The extension of brand management
Traditionally, in consumer research consumers were seen as individuals, who were eventually aggregated into market segments. Most multi-attribute models aiming at predicting purchase made that implicit assumption, for they were based on individual responses. One could argue that consumers are not isolated individuals: they belong to groups, tribes or communities, either stable or transient, durable or situational. In fact, the brand acquires meaning not through a summation of individual evaluations, but after a collective screening made of conversations within the reference groups, the community, where opinion leaders can play a determining role.
Along with advertising, new forms of behaviour have emerged through which brands are enacted, that is, they eventually ‘live’ their values with consumer communities in a non-commercial environment. Classical examples of this are the Michelin sponsored races around the world, or the Harley-Davidson rally where management and bikers meet once a year. The modern brand also animates communities created around itself or a topic (parenthood for Pampers, rock music for Jack Daniel’s). Internet sites, ‘fanzines’, hotlines, brand clubs and events, are the classic tools to implement this new attitude and share the brand values through servicing or animations.
The brand becomes ‘mediactive’, it helps its customers get in touch with each other, on the net or in reality through specific events. Building brand communities is now part of the scope of brand management (Hagel, 1999). For consumers, getting together and sharing experiences is another form of reward. Feather (2000) has identified four drivers of e-communities: they can be interest-based, transaction-based, relationship- based or fantasy-based.

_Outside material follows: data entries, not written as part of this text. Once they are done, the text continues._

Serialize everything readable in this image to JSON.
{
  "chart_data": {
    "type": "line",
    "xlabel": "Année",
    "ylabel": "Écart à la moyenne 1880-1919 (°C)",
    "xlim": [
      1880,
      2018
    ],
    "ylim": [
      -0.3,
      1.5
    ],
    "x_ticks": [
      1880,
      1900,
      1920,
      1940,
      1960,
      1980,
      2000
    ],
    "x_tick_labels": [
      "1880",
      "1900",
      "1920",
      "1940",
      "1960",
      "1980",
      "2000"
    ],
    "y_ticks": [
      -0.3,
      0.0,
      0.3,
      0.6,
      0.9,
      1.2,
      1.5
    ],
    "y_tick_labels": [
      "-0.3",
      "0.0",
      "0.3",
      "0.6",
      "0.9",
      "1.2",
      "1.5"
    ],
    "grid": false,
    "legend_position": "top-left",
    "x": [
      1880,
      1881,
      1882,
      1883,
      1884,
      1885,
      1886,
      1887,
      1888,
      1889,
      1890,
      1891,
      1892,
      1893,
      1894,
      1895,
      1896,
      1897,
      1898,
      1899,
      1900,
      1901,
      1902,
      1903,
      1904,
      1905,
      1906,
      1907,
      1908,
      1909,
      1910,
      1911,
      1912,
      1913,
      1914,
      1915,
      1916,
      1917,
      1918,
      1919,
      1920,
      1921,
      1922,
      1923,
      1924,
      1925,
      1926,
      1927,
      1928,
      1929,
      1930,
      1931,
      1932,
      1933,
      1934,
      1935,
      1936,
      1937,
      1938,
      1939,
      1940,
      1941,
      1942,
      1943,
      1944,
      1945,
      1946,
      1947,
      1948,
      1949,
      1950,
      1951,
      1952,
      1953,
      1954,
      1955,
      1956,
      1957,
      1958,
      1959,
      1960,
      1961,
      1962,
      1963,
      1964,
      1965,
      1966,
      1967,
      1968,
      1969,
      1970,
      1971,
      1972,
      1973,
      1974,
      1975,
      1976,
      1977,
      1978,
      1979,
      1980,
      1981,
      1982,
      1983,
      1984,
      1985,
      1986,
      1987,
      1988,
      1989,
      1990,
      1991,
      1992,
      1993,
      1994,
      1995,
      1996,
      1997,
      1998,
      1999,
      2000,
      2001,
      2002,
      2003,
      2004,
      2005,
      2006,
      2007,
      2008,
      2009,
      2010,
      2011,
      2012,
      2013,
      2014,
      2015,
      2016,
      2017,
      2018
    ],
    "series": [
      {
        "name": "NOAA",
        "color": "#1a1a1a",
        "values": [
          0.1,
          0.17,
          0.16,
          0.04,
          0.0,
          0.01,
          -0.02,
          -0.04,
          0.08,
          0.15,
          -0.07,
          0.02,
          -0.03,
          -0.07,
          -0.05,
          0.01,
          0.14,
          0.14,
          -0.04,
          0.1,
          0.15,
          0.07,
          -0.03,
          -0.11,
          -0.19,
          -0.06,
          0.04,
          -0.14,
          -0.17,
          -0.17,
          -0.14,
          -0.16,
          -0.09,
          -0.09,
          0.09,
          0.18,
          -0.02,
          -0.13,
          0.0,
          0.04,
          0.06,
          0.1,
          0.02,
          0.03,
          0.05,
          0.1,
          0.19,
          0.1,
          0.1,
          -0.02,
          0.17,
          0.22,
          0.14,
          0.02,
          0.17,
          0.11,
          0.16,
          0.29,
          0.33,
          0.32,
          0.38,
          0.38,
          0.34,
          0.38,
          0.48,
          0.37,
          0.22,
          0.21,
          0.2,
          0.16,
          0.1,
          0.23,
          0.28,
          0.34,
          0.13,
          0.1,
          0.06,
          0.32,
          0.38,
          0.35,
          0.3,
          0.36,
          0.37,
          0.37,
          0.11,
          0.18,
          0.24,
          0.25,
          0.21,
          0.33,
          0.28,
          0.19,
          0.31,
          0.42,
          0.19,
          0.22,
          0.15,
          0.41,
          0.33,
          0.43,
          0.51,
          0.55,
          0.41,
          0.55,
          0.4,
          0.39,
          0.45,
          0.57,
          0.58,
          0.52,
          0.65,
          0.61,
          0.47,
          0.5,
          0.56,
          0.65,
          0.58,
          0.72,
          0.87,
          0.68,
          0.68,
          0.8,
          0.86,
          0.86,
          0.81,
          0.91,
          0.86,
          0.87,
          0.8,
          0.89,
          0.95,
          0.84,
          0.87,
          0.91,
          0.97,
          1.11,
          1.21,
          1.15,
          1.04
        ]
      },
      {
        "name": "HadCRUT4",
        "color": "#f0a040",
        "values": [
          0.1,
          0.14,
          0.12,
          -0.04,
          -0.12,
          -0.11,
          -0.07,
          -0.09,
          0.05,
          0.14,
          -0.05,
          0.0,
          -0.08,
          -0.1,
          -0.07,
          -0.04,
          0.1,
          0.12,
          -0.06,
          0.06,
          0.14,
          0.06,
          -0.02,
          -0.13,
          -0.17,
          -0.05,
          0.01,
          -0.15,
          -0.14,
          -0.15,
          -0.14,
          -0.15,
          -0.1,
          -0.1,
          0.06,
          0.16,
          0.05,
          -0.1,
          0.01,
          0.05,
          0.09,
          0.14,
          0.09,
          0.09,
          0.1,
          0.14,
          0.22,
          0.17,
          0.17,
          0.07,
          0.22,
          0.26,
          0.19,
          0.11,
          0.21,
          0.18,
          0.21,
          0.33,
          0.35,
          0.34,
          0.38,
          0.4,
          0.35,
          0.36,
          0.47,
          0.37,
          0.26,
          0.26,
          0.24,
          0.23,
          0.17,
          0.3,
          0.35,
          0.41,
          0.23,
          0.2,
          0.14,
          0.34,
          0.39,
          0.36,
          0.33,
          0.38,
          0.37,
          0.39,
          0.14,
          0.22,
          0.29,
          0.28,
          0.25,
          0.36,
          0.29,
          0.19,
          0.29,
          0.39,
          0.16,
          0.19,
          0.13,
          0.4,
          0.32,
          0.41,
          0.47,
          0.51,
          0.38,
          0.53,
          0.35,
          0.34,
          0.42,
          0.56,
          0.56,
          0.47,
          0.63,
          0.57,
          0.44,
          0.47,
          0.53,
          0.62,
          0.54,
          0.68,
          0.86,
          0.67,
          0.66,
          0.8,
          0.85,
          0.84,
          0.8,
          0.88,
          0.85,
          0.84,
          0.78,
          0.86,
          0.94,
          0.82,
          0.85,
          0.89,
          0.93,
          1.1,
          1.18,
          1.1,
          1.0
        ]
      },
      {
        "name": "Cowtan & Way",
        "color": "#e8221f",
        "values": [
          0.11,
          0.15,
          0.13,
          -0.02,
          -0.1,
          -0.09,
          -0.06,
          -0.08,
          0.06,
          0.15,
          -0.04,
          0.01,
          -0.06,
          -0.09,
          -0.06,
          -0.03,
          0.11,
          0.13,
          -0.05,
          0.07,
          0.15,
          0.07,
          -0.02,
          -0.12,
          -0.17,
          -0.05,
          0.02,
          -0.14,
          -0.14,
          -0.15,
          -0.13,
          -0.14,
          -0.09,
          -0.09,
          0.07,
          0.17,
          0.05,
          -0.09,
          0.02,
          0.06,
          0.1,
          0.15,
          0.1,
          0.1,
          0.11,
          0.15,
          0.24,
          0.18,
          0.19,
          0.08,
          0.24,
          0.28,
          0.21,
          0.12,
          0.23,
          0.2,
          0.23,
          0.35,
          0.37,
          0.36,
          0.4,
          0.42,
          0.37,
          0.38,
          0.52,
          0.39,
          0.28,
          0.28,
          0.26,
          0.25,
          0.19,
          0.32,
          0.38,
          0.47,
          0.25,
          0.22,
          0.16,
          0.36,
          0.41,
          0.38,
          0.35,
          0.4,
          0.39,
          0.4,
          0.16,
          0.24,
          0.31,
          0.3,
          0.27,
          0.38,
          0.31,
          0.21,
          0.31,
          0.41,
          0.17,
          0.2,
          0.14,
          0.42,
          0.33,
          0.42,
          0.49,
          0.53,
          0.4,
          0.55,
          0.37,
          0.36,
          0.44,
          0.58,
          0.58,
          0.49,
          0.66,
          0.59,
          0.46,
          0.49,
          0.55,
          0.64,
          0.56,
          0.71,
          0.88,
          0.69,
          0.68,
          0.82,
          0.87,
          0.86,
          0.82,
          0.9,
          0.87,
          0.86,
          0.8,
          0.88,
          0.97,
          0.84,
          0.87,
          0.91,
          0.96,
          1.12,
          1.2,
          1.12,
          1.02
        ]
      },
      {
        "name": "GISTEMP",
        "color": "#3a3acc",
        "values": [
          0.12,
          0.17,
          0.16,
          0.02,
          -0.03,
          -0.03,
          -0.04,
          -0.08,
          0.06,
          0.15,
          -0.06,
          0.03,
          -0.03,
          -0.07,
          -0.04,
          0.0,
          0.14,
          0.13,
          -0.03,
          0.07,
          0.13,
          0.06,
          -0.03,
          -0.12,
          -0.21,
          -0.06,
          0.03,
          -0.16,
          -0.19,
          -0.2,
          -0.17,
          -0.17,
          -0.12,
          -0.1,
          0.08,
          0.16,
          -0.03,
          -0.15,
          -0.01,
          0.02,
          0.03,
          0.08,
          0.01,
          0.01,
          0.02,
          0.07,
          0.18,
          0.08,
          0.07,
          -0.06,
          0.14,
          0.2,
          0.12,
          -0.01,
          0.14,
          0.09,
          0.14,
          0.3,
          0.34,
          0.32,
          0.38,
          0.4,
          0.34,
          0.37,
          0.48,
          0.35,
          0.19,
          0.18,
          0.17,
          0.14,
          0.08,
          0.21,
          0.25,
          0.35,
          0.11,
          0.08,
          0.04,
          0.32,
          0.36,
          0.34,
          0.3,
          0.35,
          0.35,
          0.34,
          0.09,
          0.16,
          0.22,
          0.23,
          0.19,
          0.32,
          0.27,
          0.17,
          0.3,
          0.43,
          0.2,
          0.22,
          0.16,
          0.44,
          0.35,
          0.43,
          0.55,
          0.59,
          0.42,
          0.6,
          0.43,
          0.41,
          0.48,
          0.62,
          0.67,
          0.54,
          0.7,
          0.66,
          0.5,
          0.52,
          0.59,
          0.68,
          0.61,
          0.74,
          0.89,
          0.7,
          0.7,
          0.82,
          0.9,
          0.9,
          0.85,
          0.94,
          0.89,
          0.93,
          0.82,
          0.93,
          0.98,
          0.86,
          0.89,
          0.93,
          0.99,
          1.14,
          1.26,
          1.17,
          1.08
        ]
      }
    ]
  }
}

Each one determines a specific type of site, of content, of interaction between the brand and this very involved public; it goes beyond mere purchasing and looks for interactions with the brand and other customers. The customers are driven by the rewards of community interaction and transaction.
Activating the brand at contact
Most of our thinking about the role of advertising in supporting brands is based on the ‘bigbang model’ (Kapferer, 2001). At a time when there were few channels available, the core media could really be called mass media. But attention is scarce and fragmented now, because there is such a diversity of available media channels, not to mention the internet.
The power and energy of the massive gross rating point (GRP) campaigns is fragmented. Down in the marketing channels, this energy arrives weakened. This is why it is necessary to recreate energy at contact. All brands must be concerned with the energisation of their value-transmitting chain, including prescribers, VIPs, opinion leaders, professionals, early triers, involved consumers and of course distributors. A brand that existed only on shelves and on television would seem remote and lack depth. One does not create relationships at a distance.
As a consequence, all brands now must think of their activation plan:Acting within communities (like Vittel mineral water, which has developed partnerships with local sports clubs where consumers train).Acting on premises, at the point of the consumption, creating memorable collective experiences.Acting with prescribers (that is, those who recommend the brand to a user further down the channel), to foster their cause.Acting with virtual communities created around the brand. The brand must become a medium between the people in the community, real.